The General Medicine unit had the highest consumption of requested blood with a CTR 1.1 and NUP 11.7%% which was even lower than that of Musa et al. study with a CTR of 1.97 and NUP of 39.25%.[1] Similarly, pediatrics and oncology have lower CTR (1 each) and NUP (3.3% and 2.7%, respectively) indicating an optimum usage of blood by medical units. On the other hand, CTR and NUP were quite higher for Surgery (2.1, 52.8%) and O and G (2.7, 62.5%) departments. Similar results with higher CTR and NUP for surgery and O and G departments were concluded in studies from Benin and Saudi Arabia.[78] Reviews of blood transfusion practices have found that most surgical procedures do not require blood transfusion which supports the study results.[11]
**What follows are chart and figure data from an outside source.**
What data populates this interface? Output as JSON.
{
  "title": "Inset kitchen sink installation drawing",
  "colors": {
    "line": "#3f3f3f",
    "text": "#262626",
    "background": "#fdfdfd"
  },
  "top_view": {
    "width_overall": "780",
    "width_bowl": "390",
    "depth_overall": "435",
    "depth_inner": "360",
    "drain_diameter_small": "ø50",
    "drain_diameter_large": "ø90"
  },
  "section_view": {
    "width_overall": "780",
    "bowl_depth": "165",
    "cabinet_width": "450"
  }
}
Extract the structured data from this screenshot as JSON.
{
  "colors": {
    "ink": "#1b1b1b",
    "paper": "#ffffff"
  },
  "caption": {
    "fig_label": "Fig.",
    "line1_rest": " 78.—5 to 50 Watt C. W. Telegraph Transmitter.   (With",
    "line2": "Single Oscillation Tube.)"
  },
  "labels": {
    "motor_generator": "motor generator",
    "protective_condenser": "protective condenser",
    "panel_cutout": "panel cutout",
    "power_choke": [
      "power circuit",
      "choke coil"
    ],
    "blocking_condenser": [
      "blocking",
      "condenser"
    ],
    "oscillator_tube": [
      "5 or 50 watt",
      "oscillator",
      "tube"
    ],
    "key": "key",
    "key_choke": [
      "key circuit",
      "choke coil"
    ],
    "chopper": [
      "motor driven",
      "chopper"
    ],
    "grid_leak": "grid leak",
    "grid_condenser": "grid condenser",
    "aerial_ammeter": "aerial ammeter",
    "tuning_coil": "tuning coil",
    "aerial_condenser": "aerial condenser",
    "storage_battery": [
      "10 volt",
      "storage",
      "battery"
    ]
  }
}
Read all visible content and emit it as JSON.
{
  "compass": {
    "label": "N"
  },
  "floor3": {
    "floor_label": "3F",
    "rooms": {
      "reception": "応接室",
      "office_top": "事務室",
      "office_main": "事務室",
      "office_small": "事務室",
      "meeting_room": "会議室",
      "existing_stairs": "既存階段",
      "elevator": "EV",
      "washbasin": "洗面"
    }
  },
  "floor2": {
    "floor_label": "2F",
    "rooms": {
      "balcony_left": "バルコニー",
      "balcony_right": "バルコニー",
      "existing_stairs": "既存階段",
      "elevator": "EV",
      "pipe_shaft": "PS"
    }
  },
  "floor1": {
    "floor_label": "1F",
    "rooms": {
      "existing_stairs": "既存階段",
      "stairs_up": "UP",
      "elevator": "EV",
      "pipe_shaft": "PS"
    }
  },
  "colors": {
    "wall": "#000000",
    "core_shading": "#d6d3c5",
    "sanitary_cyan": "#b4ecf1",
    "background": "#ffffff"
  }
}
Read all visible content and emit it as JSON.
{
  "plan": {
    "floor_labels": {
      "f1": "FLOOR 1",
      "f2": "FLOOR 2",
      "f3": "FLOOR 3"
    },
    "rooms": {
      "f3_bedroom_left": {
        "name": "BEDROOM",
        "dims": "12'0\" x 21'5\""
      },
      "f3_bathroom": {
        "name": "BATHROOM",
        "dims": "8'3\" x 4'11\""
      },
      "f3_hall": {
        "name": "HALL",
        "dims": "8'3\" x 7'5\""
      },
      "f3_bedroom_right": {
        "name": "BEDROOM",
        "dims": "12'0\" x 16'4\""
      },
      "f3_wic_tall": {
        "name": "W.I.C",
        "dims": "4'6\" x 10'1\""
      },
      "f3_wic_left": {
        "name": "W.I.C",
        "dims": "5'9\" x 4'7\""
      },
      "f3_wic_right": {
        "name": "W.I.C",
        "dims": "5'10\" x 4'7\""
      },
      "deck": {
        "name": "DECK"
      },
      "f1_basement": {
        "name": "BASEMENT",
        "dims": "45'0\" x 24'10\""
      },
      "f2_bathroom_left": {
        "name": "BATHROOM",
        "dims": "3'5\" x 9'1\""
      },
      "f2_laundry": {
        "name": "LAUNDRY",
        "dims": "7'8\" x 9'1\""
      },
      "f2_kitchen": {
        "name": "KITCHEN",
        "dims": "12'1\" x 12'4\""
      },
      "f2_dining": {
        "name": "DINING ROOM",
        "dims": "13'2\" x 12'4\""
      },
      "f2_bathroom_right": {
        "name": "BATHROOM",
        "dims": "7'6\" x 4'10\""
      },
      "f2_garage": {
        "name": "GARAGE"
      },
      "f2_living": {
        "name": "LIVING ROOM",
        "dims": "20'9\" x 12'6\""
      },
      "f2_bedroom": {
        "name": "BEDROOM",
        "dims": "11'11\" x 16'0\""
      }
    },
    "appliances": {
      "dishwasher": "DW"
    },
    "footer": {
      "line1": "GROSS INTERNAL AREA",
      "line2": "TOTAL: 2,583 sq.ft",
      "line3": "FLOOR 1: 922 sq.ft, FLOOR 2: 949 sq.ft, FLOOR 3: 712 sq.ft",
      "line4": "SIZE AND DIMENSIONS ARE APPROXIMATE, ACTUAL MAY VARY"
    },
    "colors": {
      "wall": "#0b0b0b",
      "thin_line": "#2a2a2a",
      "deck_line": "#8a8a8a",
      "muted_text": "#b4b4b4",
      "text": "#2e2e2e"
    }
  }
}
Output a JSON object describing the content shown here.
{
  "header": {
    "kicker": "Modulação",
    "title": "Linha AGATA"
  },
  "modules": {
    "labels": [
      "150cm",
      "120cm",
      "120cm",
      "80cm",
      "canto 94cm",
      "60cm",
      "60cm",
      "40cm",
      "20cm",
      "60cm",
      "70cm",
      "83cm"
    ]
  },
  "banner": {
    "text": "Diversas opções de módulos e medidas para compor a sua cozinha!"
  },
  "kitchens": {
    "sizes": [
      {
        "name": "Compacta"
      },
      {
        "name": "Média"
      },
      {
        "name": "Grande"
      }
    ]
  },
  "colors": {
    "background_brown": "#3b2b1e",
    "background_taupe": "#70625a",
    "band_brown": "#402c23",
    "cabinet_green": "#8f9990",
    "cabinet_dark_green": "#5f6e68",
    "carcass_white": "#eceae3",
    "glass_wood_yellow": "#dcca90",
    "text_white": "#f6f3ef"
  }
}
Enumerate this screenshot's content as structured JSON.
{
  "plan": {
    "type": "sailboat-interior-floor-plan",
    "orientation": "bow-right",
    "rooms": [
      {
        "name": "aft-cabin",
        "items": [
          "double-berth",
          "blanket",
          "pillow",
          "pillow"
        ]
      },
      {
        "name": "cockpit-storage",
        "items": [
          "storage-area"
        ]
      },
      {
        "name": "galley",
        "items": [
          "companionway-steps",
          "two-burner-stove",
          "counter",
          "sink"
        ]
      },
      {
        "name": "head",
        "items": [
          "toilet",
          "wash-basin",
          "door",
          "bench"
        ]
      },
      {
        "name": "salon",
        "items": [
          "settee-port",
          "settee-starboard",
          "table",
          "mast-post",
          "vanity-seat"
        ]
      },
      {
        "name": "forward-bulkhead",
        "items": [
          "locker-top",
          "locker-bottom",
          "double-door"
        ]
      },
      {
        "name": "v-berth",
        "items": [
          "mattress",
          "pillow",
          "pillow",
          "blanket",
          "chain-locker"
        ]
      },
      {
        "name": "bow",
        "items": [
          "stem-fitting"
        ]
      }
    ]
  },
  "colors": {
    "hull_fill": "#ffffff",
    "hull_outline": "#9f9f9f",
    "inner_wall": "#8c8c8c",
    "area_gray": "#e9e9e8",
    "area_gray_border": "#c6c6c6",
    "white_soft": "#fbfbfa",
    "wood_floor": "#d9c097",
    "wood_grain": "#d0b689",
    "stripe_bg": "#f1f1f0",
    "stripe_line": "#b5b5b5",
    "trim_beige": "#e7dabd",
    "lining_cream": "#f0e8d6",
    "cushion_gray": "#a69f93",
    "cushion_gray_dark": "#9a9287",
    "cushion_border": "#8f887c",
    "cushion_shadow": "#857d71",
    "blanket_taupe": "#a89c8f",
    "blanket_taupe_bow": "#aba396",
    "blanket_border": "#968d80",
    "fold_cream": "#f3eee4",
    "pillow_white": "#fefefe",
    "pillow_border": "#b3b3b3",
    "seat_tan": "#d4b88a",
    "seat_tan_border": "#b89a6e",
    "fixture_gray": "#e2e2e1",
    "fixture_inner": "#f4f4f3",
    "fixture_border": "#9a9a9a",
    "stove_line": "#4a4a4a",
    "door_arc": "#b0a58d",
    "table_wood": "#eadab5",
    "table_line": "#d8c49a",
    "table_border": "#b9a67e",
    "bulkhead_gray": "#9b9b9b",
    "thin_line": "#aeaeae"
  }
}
According to a previous study from literature, blood has routinely been ordered excessively in neurosurgery patients while in the present study, NUP (15.3%) and CTR (1.2) both were lower for neurosurgery patients indicating the appropriate use of blood by neurosurgery unit.[12] In view of the minimal but definite risk of transmitting HIV, Hepatitis, and other transfusion hazards, blood transfusion should be avoided as far as possible and over ordering of blood should be curtailed.

Many hospitals in developed countries have adopted the policy of using a type and screen protocol instead of cross-match for transfusion practices. This technique has been proven to be effective without compromising patient safety.[1314] Other measures with proven improvement in CTR and NUP are maximum surgical blood ordering schedule (MSBOS) and type, screen, save, and abbreviated cross-match (TSSAC).[1516] The MSBOS specifies the number of blood units to be routinely cross-matched for elective surgical procedures based on retrospective analysis of actual blood usage for these procedures.[16] The TSSACs entail typing patient's blood for ABO and Rh blood group systems and screening for irregular antibodies. In the absence of irregular antibodies, no cross-match is carried out. However, a quick spin cross-match is conducted when blood is eventually needed. For patients with irregular antibodies, full cross-match is performed at the outset with corresponding antigen-free blood.[16]

Fewer studies from literature have concluded MSBOS as a viable option for reducing unnecessary cross matching and achieving significant cost savings in the blood bank while for Murphy et al., use of an MSBOS does not appear to influence clinical usage of blood for transfusion[17181920]. Similar to Murphy et al., Palmer et al. concluded that patient-specific blood ordering system which includes patient and surgeon variables in transfusion prediction, is more accurate than the MSBOS which uses only surgical procedure while Nuttall et al. formulated a surgical blood ordering equation which incorporated patient factors in the ordering of blood for surgical patients.[2122]

From these studies, it can be concluded that MSBOS should be flexible keeping in view the clinical factors related to individual patients. The introduction of MSBOS for operations provides guidance for effective cross-matching.[2324252627] Although overall CTR and NUP were low in this study, still they are higher for O and G and Surgery departments (especially gastroenterology unit 2.6; 62%), indicating the need for formulation of MSBOS for these two departments. In addition, in surgeries with insignificant blood loss, only blood grouping of the patient should be done ensuring the availability of blood before starting surgery. For elective surgeries, blood should be arranged after the completion of preanesthetic checkup and when final surgery is planned. Blood ordering strategies should be a part of an overall perioperative strategy which seeks to avoid wastage of scarce resources, and limits transfusion to those patients who have a realistic expectation of benefit.[28]

Conclusion

Although blood transfusion is a life-saving measure for many patients, it should be restricted to patients who are in real need for transfusion. Regular audits, HTC meetings, reviewing the transfusion policies, and implementation of MSBOS and TSSAC can further lower the CTR, NUP, and can reduce the total cost without compromising the quality of patient care.